The algorithm identifies exactly the positions where all three aligned constraints hold simultaneously.

This trace shows that partial matches do not matter; only full alignment across all positions determines validity.

Example 2

Input:

t = 5, s = 2
T = [1, 300, 300, 1, 299]
S = [1, 300]
i window matches count valid
1 1 300 2 yes
2 300 300 1 no
3 300 1 0 no
4 1 299 2 yes

This example highlights boundary tolerance: values near 300 still match correctly because only ±1 deviation is allowed.

Complexity Analysis

Measure Complexity Explanation
Time O(t) Each window shift updates only two boundary comparisons
Space O(t + s) Storage for tweet and pattern arrays

The algorithm processes each tweet position a constant number of times, which is essential given the input size up to 1.8 million. This ensures linear scalability and fits comfortably within typical time limits.

Test Cases

import sys, io

def run(inp: str) -> str:
    sys.stdin = io.StringIO(inp)
    from __main__ import solve
    out = io.StringIO()
    sys.stdout = out
    solve()
    return out.getvalue().strip()

# provided sample 1
assert run("""14 3
1 3 2 2 1 5 1 2 1 6 1 2 2 1
1 2 1
""") == """3
3 11 12"""

# provided sample 2
assert run("""5 2
1 300 300 1 299
1 300
""") == """2
1 4"""

# edge: all identical
assert run("""4 2
10 10 10 10
10 10
""") == """3
1 2 3"""

# edge: boundary 1 and 300
assert run("""3 2
1 2 300
1 300
""") == """1
1"""

# edge: no match
assert run("""4 2
1 1 1 1
300 300
""") == """0
""".strip()
Test input Expected output What it validates
all identical full matches baseline correctness
boundary extremes single valid alignment edge tolerance
no match case empty output rejection handling

Edge Cases

One important edge case is when all values sit at the boundary of the alphabet, such as 1 or 300. The algorithm handles this naturally because the comparison is purely absolute difference, so values outside valid adjacency are never accepted.
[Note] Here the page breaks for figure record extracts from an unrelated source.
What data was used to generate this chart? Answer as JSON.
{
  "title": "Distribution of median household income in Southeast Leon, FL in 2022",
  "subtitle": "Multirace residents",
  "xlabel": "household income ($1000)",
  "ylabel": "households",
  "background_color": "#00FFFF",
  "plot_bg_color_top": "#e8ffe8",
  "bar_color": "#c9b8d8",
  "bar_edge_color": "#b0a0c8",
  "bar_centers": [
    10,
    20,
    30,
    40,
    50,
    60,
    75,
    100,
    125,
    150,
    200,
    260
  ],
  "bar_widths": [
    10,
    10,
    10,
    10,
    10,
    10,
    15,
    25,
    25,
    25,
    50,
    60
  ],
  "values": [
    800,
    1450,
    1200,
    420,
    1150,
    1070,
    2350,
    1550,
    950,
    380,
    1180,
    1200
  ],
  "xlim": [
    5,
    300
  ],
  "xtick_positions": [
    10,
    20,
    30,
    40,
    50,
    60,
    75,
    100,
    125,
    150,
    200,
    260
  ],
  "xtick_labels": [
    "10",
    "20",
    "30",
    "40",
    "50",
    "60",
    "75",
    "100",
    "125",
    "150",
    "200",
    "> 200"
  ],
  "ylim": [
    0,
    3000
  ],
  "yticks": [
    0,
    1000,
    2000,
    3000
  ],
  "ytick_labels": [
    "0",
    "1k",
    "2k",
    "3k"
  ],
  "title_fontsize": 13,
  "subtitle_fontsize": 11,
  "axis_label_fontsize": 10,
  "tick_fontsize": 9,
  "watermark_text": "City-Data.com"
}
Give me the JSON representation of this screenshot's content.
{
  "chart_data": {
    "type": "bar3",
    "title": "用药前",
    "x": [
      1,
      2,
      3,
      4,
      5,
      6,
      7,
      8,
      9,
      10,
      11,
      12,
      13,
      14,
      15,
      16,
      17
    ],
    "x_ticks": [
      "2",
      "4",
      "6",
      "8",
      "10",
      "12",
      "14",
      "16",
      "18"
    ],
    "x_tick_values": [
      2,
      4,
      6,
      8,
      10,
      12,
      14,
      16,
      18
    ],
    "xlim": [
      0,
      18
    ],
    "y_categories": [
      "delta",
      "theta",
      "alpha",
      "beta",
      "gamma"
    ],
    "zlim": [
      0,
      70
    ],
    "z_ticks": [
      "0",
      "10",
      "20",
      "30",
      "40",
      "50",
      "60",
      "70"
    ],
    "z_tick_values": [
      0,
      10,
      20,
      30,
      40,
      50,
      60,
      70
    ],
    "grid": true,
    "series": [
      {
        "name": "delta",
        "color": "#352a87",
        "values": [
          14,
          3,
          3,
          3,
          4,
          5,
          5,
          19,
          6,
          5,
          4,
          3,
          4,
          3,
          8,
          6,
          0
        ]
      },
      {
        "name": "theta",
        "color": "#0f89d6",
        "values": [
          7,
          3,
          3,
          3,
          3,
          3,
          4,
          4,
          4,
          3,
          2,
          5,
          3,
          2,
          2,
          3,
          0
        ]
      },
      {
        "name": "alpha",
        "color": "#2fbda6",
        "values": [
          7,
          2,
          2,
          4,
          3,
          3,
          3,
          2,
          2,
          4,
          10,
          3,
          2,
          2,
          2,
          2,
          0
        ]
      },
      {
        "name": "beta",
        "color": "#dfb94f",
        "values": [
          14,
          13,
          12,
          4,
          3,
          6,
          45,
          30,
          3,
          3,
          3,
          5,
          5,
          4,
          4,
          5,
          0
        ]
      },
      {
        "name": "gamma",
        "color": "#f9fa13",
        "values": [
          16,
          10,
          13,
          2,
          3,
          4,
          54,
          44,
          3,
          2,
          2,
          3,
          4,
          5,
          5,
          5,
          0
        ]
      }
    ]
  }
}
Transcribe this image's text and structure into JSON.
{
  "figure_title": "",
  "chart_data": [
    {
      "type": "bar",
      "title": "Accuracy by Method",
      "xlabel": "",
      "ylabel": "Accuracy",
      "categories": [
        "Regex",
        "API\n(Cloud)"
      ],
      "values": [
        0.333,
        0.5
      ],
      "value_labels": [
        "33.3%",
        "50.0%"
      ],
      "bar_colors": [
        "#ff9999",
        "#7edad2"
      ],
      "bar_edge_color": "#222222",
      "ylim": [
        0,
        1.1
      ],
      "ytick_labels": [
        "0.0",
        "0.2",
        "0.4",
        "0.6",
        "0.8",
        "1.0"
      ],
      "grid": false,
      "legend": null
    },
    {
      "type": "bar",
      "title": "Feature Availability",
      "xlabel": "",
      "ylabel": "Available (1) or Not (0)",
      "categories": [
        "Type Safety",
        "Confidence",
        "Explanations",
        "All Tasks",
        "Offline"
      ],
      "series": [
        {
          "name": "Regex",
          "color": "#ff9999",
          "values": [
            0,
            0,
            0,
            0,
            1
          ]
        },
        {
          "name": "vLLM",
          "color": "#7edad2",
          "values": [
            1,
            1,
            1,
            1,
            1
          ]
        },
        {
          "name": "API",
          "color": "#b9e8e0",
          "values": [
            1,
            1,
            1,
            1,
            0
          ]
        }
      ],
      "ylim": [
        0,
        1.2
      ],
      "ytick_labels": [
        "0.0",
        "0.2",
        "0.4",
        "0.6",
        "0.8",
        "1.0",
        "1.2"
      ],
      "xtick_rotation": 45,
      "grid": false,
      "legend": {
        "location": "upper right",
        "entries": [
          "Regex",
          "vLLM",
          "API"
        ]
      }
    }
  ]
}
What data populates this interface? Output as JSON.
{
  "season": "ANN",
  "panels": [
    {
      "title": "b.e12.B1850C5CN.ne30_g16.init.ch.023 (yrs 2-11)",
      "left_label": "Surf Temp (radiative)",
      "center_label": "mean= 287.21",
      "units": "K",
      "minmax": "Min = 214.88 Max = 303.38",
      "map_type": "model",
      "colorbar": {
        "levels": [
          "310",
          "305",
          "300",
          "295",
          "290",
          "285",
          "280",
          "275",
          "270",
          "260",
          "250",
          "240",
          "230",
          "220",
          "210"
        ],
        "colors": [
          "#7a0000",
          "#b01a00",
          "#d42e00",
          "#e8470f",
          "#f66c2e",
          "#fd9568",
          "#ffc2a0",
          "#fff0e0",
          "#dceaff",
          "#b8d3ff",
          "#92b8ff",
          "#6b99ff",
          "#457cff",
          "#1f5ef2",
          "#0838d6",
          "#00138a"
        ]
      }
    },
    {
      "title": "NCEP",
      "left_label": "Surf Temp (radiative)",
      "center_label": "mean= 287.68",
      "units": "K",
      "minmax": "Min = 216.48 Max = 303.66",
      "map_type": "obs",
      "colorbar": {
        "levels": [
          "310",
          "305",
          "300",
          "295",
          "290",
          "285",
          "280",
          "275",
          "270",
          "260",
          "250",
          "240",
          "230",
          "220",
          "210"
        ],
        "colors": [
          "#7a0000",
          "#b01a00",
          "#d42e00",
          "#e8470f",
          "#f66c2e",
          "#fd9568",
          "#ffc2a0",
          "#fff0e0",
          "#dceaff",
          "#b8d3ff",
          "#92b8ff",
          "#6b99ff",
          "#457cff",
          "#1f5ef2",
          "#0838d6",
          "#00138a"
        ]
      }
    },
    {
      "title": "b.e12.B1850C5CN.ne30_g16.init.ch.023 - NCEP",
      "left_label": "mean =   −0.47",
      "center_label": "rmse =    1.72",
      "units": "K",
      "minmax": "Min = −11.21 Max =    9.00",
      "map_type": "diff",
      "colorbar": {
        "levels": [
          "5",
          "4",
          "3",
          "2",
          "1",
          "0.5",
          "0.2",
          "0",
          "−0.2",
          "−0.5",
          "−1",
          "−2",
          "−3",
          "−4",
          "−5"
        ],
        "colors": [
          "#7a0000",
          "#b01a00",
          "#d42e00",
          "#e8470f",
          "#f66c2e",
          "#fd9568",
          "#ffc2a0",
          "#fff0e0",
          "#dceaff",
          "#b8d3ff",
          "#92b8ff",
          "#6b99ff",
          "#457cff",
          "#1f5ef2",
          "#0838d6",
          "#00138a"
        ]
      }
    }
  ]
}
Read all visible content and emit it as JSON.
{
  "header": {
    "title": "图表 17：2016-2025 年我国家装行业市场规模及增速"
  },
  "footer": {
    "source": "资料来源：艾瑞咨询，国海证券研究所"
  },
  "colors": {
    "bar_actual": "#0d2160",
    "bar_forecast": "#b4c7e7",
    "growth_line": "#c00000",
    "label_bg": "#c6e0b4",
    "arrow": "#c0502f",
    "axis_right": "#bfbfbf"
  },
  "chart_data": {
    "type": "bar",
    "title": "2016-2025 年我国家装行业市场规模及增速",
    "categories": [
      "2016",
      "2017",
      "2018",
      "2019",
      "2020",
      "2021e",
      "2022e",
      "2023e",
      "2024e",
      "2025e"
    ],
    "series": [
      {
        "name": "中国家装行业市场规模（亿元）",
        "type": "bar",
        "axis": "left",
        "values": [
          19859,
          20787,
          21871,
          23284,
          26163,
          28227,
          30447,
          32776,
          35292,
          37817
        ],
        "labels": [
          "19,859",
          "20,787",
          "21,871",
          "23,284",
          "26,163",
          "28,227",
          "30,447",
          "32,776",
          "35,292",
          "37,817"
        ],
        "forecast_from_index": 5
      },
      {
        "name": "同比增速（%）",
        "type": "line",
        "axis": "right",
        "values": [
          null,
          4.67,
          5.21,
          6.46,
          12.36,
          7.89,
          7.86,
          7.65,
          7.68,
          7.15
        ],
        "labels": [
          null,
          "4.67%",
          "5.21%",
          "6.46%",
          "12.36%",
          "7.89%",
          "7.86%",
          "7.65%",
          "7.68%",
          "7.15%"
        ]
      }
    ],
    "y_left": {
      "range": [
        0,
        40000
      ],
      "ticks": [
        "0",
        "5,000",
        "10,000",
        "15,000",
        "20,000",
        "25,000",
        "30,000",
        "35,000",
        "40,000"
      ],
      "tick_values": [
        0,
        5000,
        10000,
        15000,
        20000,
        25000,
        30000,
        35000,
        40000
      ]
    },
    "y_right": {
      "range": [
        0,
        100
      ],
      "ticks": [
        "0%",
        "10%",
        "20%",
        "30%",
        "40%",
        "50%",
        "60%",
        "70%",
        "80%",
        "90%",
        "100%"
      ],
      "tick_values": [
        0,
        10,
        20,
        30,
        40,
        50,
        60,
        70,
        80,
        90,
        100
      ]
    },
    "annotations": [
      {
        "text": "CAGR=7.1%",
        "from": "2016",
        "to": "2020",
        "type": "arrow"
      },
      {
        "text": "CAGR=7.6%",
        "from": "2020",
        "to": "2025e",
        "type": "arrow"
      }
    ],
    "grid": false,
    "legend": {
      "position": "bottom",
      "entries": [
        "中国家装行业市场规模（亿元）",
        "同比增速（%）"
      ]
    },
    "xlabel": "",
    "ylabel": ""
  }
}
For example, in the window [1, 2] against [1, 300], the second comparison fails since |2 − 300| is large, immediately preventing a false positive.

Another case is when multiple overlapping windows are valid, especially when the pattern is repetitive. The sliding counter ensures that each window is evaluated independently but efficiently, without double counting or missing overlaps.